A sandboxed subprocess can’t ptrace, can’t share IPC namespaces with non-sandboxed processes, and runs in its own PID + network namespace on Linux. It can fork children, but those children inherit the same envelope.

Curated tool bundles

Most common dev tools have config dirs, env vars, and registries they need to function. Listing each requirement by hand is error-prone, so Seal ships bundles — pre-baked configurations for each tool that you opt into with one entry:

[sandbox.os]
command_tools = ["git", "gh", "cargo", "bun"]

Each bundle contributes:

Read binds for the tool’s config dirs (e.g. ~/.gitconfig, ~/.cargo/config.toml).
Env-var passthroughs for the variables the tool reads (e.g. GITHUB_TOKEN, CARGO_*).
Default network allowlist for the tool’s canonical hosts (e.g. github.com for git, crates.io for cargo).
Optionally, write binds for caches and install dirs (cargo’s registry cache, npm’s install cache, …).

Each bundle has knobs you can tune via the expanded form:

[sandbox.os]
command_tools = [
  "git",
  { tool = "cargo", fetch = false, install = true },
  { tool = "node", domains = ["api.openai.com"], default_domains = true },
]

The full per-bundle reference is at sandbox.os.command_tools.

Wrappers

Build orchestrators (just, make, mise) commonly spawn the real tool as a child inside the same sandbox namespace. Without a hint, just ci (which internally runs cargo test) wouldn’t pick up the cargo bundle’s network allowlist — the matched_pattern is just ci:*, not cargo build:*.

The wrappers knob fixes this:

[sandbox.os]
command_tools = ["cargo"]
wrappers = ["just", "make"]

Now the cargo bundle applies whenever the parent command pattern starts with just or make.

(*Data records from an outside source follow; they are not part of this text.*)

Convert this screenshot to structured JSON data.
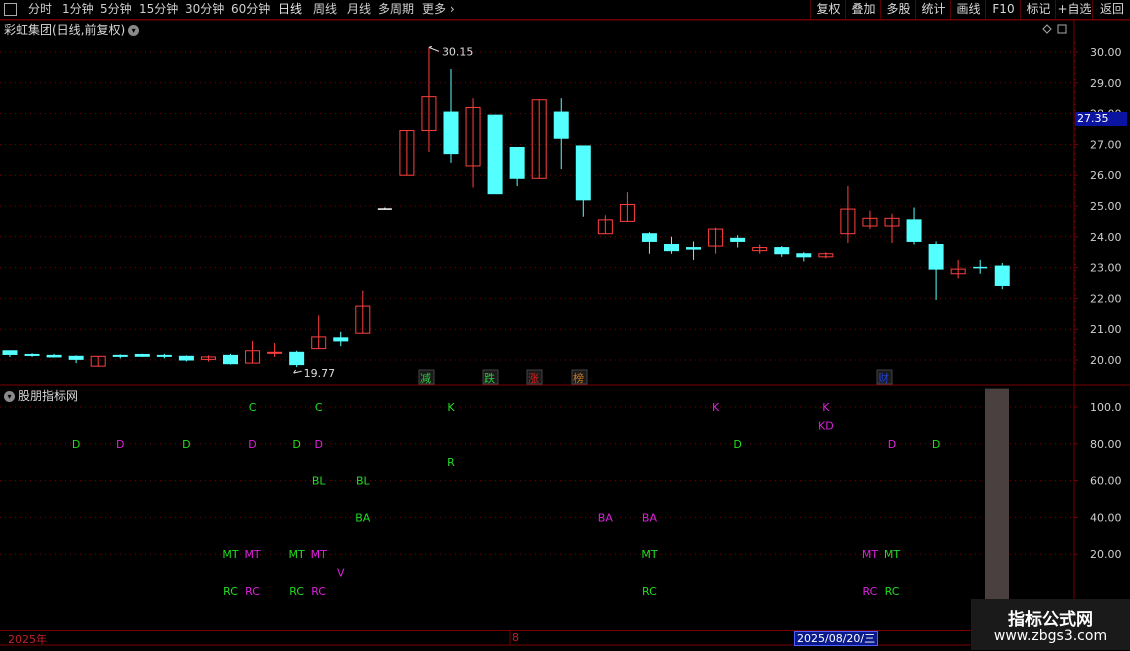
{
  "toolbar": {
    "periods": [
      "分时",
      "1分钟",
      "5分钟",
      "15分钟",
      "30分钟",
      "60分钟",
      "日线",
      "周线",
      "月线",
      "多周期",
      "更多"
    ],
    "more_arrow": "›",
    "active": "日线",
    "right_buttons": [
      "复权",
      "叠加",
      "多股",
      "统计",
      "画线",
      "F10",
      "标记",
      "+自选",
      "返回"
    ]
  },
  "chart": {
    "title": "彩虹集团(日线,前复权)",
    "price_axis": [
      "30.00",
      "29.00",
      "28.00",
      "27.00",
      "26.00",
      "25.00",
      "24.00",
      "23.00",
      "22.00",
      "21.00",
      "20.00"
    ],
    "current_price": "27.35",
    "high_label": "30.15",
    "low_label": "19.77",
    "event_tags": [
      {
        "text": "减",
        "color": "#2ecc40"
      },
      {
        "text": "跌",
        "color": "#2ecc40"
      },
      {
        "text": "涨",
        "color": "#d02020"
      },
      {
        "text": "榜",
        "color": "#c87820"
      },
      {
        "text": "财",
        "color": "#2040d0"
      }
    ]
  },
  "chart_data": {
    "type": "candlestick",
    "title": "彩虹集团(日线,前复权)",
    "ylim": [
      19.6,
      30.5
    ],
    "candles": [
      {
        "o": 20.18,
        "h": 20.3,
        "l": 20.1,
        "c": 20.3,
        "dir": "down"
      },
      {
        "o": 20.18,
        "h": 20.22,
        "l": 20.1,
        "c": 20.15,
        "dir": "down"
      },
      {
        "o": 20.15,
        "h": 20.2,
        "l": 20.08,
        "c": 20.1,
        "dir": "down"
      },
      {
        "o": 20.12,
        "h": 20.15,
        "l": 19.9,
        "c": 20.02,
        "dir": "down"
      },
      {
        "o": 19.8,
        "h": 20.12,
        "l": 19.8,
        "c": 20.12,
        "dir": "up"
      },
      {
        "o": 20.12,
        "h": 20.18,
        "l": 20.05,
        "c": 20.15,
        "dir": "down"
      },
      {
        "o": 20.18,
        "h": 20.2,
        "l": 20.1,
        "c": 20.12,
        "dir": "down"
      },
      {
        "o": 20.15,
        "h": 20.2,
        "l": 20.05,
        "c": 20.12,
        "dir": "down"
      },
      {
        "o": 20.12,
        "h": 20.15,
        "l": 19.95,
        "c": 20.0,
        "dir": "down"
      },
      {
        "o": 20.02,
        "h": 20.15,
        "l": 19.95,
        "c": 20.1,
        "dir": "up"
      },
      {
        "o": 20.15,
        "h": 20.2,
        "l": 19.85,
        "c": 19.88,
        "dir": "down"
      },
      {
        "o": 19.9,
        "h": 20.62,
        "l": 19.9,
        "c": 20.3,
        "dir": "up"
      },
      {
        "o": 20.22,
        "h": 20.55,
        "l": 20.1,
        "c": 20.25,
        "dir": "up"
      },
      {
        "o": 20.25,
        "h": 20.3,
        "l": 19.77,
        "c": 19.85,
        "dir": "down"
      },
      {
        "o": 20.37,
        "h": 21.45,
        "l": 20.37,
        "c": 20.75,
        "dir": "up"
      },
      {
        "o": 20.72,
        "h": 20.92,
        "l": 20.45,
        "c": 20.62,
        "dir": "down"
      },
      {
        "o": 20.87,
        "h": 22.25,
        "l": 20.87,
        "c": 21.75,
        "dir": "up"
      },
      {
        "o": 24.9,
        "h": 24.95,
        "l": 24.9,
        "c": 24.9,
        "dir": "flat"
      },
      {
        "o": 26.0,
        "h": 27.45,
        "l": 26.0,
        "c": 27.45,
        "dir": "up"
      },
      {
        "o": 27.45,
        "h": 30.15,
        "l": 26.75,
        "c": 28.55,
        "dir": "up"
      },
      {
        "o": 28.05,
        "h": 29.45,
        "l": 26.4,
        "c": 26.7,
        "dir": "down"
      },
      {
        "o": 26.3,
        "h": 28.5,
        "l": 25.6,
        "c": 28.2,
        "dir": "up"
      },
      {
        "o": 27.95,
        "h": 27.95,
        "l": 25.4,
        "c": 25.4,
        "dir": "down"
      },
      {
        "o": 26.9,
        "h": 26.9,
        "l": 25.65,
        "c": 25.9,
        "dir": "down"
      },
      {
        "o": 25.9,
        "h": 28.45,
        "l": 25.9,
        "c": 28.45,
        "dir": "up"
      },
      {
        "o": 28.05,
        "h": 28.5,
        "l": 26.2,
        "c": 27.2,
        "dir": "down"
      },
      {
        "o": 26.95,
        "h": 26.95,
        "l": 24.65,
        "c": 25.2,
        "dir": "down"
      },
      {
        "o": 24.1,
        "h": 24.7,
        "l": 24.1,
        "c": 24.55,
        "dir": "up"
      },
      {
        "o": 24.5,
        "h": 25.45,
        "l": 24.5,
        "c": 25.05,
        "dir": "up"
      },
      {
        "o": 24.1,
        "h": 24.15,
        "l": 23.45,
        "c": 23.85,
        "dir": "down"
      },
      {
        "o": 23.75,
        "h": 24.0,
        "l": 23.45,
        "c": 23.55,
        "dir": "down"
      },
      {
        "o": 23.65,
        "h": 23.85,
        "l": 23.25,
        "c": 23.6,
        "dir": "down"
      },
      {
        "o": 23.7,
        "h": 24.3,
        "l": 23.45,
        "c": 24.25,
        "dir": "up"
      },
      {
        "o": 23.95,
        "h": 24.05,
        "l": 23.65,
        "c": 23.85,
        "dir": "down"
      },
      {
        "o": 23.55,
        "h": 23.75,
        "l": 23.45,
        "c": 23.65,
        "dir": "up"
      },
      {
        "o": 23.65,
        "h": 23.7,
        "l": 23.35,
        "c": 23.45,
        "dir": "down"
      },
      {
        "o": 23.45,
        "h": 23.5,
        "l": 23.2,
        "c": 23.35,
        "dir": "down"
      },
      {
        "o": 23.35,
        "h": 23.5,
        "l": 23.3,
        "c": 23.45,
        "dir": "up"
      },
      {
        "o": 24.1,
        "h": 25.65,
        "l": 23.8,
        "c": 24.9,
        "dir": "up"
      },
      {
        "o": 24.35,
        "h": 24.85,
        "l": 24.25,
        "c": 24.6,
        "dir": "up"
      },
      {
        "o": 24.35,
        "h": 24.75,
        "l": 23.8,
        "c": 24.6,
        "dir": "up"
      },
      {
        "o": 24.55,
        "h": 24.95,
        "l": 23.75,
        "c": 23.85,
        "dir": "down"
      },
      {
        "o": 23.75,
        "h": 23.85,
        "l": 21.95,
        "c": 22.95,
        "dir": "down"
      },
      {
        "o": 22.8,
        "h": 23.25,
        "l": 22.65,
        "c": 22.95,
        "dir": "up"
      },
      {
        "o": 22.95,
        "h": 23.25,
        "l": 22.8,
        "c": 23.0,
        "dir": "flat-cross"
      },
      {
        "o": 23.05,
        "h": 23.15,
        "l": 22.3,
        "c": 22.42,
        "dir": "down"
      }
    ]
  },
  "indicator": {
    "title": "股朋指标网",
    "axis": [
      "100.0",
      "80.00",
      "60.00",
      "40.00",
      "20.00"
    ],
    "ylim": [
      0,
      115
    ],
    "signals": [
      {
        "t": "C",
        "v": 100,
        "c": "#22dd22",
        "i": 11
      },
      {
        "t": "C",
        "v": 100,
        "c": "#22dd22",
        "i": 14
      },
      {
        "t": "K",
        "v": 100,
        "c": "#22dd22",
        "i": 20
      },
      {
        "t": "K",
        "v": 100,
        "c": "#dd22dd",
        "i": 32
      },
      {
        "t": "K",
        "v": 100,
        "c": "#dd22dd",
        "i": 37
      },
      {
        "t": "KD",
        "v": 90,
        "c": "#dd22dd",
        "i": 37
      },
      {
        "t": "D",
        "v": 80,
        "c": "#22dd22",
        "i": 3
      },
      {
        "t": "D",
        "v": 80,
        "c": "#dd22dd",
        "i": 5
      },
      {
        "t": "D",
        "v": 80,
        "c": "#22dd22",
        "i": 8
      },
      {
        "t": "D",
        "v": 80,
        "c": "#dd22dd",
        "i": 11
      },
      {
        "t": "D",
        "v": 80,
        "c": "#22dd22",
        "i": 13
      },
      {
        "t": "D",
        "v": 80,
        "c": "#dd22dd",
        "i": 14
      },
      {
        "t": "D",
        "v": 80,
        "c": "#22dd22",
        "i": 33
      },
      {
        "t": "D",
        "v": 80,
        "c": "#dd22dd",
        "i": 40
      },
      {
        "t": "D",
        "v": 80,
        "c": "#22dd22",
        "i": 42
      },
      {
        "t": "R",
        "v": 70,
        "c": "#22dd22",
        "i": 20
      },
      {
        "t": "BL",
        "v": 60,
        "c": "#22dd22",
        "i": 14
      },
      {
        "t": "BL",
        "v": 60,
        "c": "#22dd22",
        "i": 16
      },
      {
        "t": "BA",
        "v": 40,
        "c": "#22dd22",
        "i": 16
      },
      {
        "t": "BA",
        "v": 40,
        "c": "#dd22dd",
        "i": 27
      },
      {
        "t": "BA",
        "v": 40,
        "c": "#dd22dd",
        "i": 29
      },
      {
        "t": "MT",
        "v": 20,
        "c": "#22dd22",
        "i": 10
      },
      {
        "t": "MT",
        "v": 20,
        "c": "#dd22dd",
        "i": 11
      },
      {
        "t": "MT",
        "v": 20,
        "c": "#22dd22",
        "i": 13
      },
      {
        "t": "MT",
        "v": 20,
        "c": "#dd22dd",
        "i": 14
      },
      {
        "t": "MT",
        "v": 20,
        "c": "#22dd22",
        "i": 29
      },
      {
        "t": "MT",
        "v": 20,
        "c": "#dd22dd",
        "i": 39
      },
      {
        "t": "MT",
        "v": 20,
        "c": "#22dd22",
        "i": 40
      },
      {
        "t": "V",
        "v": 10,
        "c": "#dd22dd",
        "i": 15
      },
      {
        "t": "RC",
        "v": 0,
        "c": "#22dd22",
        "i": 10
      },
      {
        "t": "RC",
        "v": 0,
        "c": "#dd22dd",
        "i": 11
      },
      {
        "t": "RC",
        "v": 0,
        "c": "#22dd22",
        "i": 13
      },
      {
        "t": "RC",
        "v": 0,
        "c": "#dd22dd",
        "i": 14
      },
      {
        "t": "RC",
        "v": 0,
        "c": "#22dd22",
        "i": 29
      },
      {
        "t": "RC",
        "v": 0,
        "c": "#dd22dd",
        "i": 39
      },
      {
        "t": "RC",
        "v": 0,
        "c": "#22dd22",
        "i": 40
      }
    ],
    "bar_value": 110
  },
  "timeline": {
    "year": "2025年",
    "month": "8",
    "cursor_date": "2025/08/20/三"
  },
  "watermark": {
    "title": "指标公式网",
    "url": "www.zbgs3.com"
  },
  "colors": {
    "up": "#ff4040",
    "down": "#54ffff",
    "grid": "#7a0000",
    "axis_text": "#d0d0d0"
  }
}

Per-bundle overrides work too: { tool = "cargo", wrappers = ["just"] } only widens the cargo bundle, not the others.

wrappers is for build orchestrators that intentionally run the real tool as a child. It is not a way to make arbitrary shell wrappers transparent: sh -c "cargo build" and bash -c "cargo build" still classify as the shell, so the cargo bundle does not lift. See Agent runtime: why agents don’t wrap commands in sh -c or bash -c for the tool-call convention.

Audit log

Every sandbox-enforced denial — filesystem, network, or masked secret — lands in the per-session audit log at ~/.seal/audit/<session-id>.jsonl. Each entry carries the command pattern that triggered the denial, the path or host that was blocked, and the timestamp.

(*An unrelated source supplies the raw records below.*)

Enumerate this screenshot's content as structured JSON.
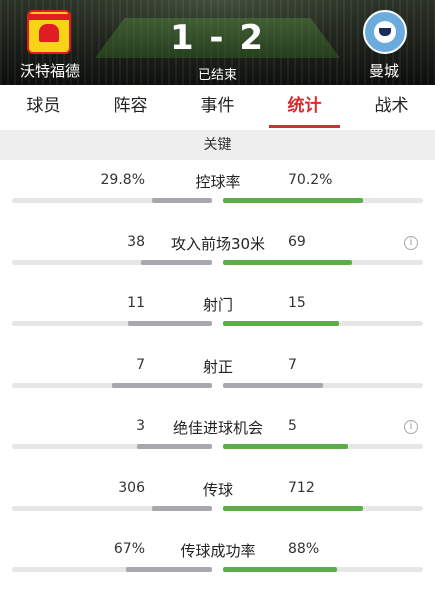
{
  "match": {
    "home_team": "沃特福德",
    "away_team": "曼城",
    "score": "1 - 2",
    "status": "已结束"
  },
  "tabs": [
    {
      "label": "球员",
      "active": false
    },
    {
      "label": "阵容",
      "active": false
    },
    {
      "label": "事件",
      "active": false
    },
    {
      "label": "统计",
      "active": true
    },
    {
      "label": "战术",
      "active": false
    }
  ],
  "section_title": "关键",
  "colors": {
    "home_bar": "#a8a8ac",
    "away_win": "#5cad48",
    "away_neutral": "#a8a8ac",
    "accent": "#d92b2b"
  },
  "stats": [
    {
      "label": "控球率",
      "home": "29.8%",
      "away": "70.2%",
      "home_frac": 0.298,
      "away_frac": 0.702,
      "info": false
    },
    {
      "label": "攻入前场30米",
      "home": "38",
      "away": "69",
      "home_frac": 0.355,
      "away_frac": 0.645,
      "info": true
    },
    {
      "label": "射门",
      "home": "11",
      "away": "15",
      "home_frac": 0.42,
      "away_frac": 0.58,
      "info": false
    },
    {
      "label": "射正",
      "home": "7",
      "away": "7",
      "home_frac": 0.5,
      "away_frac": 0.5,
      "info": false
    },
    {
      "label": "绝佳进球机会",
      "home": "3",
      "away": "5",
      "home_frac": 0.375,
      "away_frac": 0.625,
      "info": true
    },
    {
      "label": "传球",
      "home": "306",
      "away": "712",
      "home_frac": 0.3,
      "away_frac": 0.7,
      "info": false
    },
    {
      "label": "传球成功率",
      "home": "67%",
      "away": "88%",
      "home_frac": 0.43,
      "away_frac": 0.57,
      "info": false
    }
  ]
}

Useful for after-the-fact “wait, what did the agent try to do?” review, and for tuning the manifest: if you see the same denial in the log five times in a row, that’s a signal to either add the grant explicitly or refuse the workflow.

Composing with the capability layer

The two layers don’t duplicate each other — they enforce different shapes:

The capability layer asks the user before letting the agent do something. Its job is to surface intent.
The OS sandbox enforces the answer at the kernel boundary. Its job is to make refusal stick.

A grant in [capabilities.allow.commands] makes the daemon let the call through; that’s necessary but not sufficient. The OS sandbox still has to be able to see the relevant files and reach the relevant hosts. If your manifest grants cargo build:* but doesn’t bind ~/.cargo/registry, the build fails inside the sandbox with a “couldn’t fetch dependencies” error — the capability check passed, but the OS layer had nothing for cargo to read.

This is where the curated bundles earn their keep: instead of you naming ~/.cargo/registry, ~/.cargo/config.toml, every CARGO_* env var, and the crates.io domain by hand, command_tools = ["cargo"] supplies the whole bundle of OS-side bindings. You still add the command pattern (cargo:* under [capabilities.allow.commands], or via a permission prompt) — the bundle covers the filesystem and network surface that pattern’s command will need.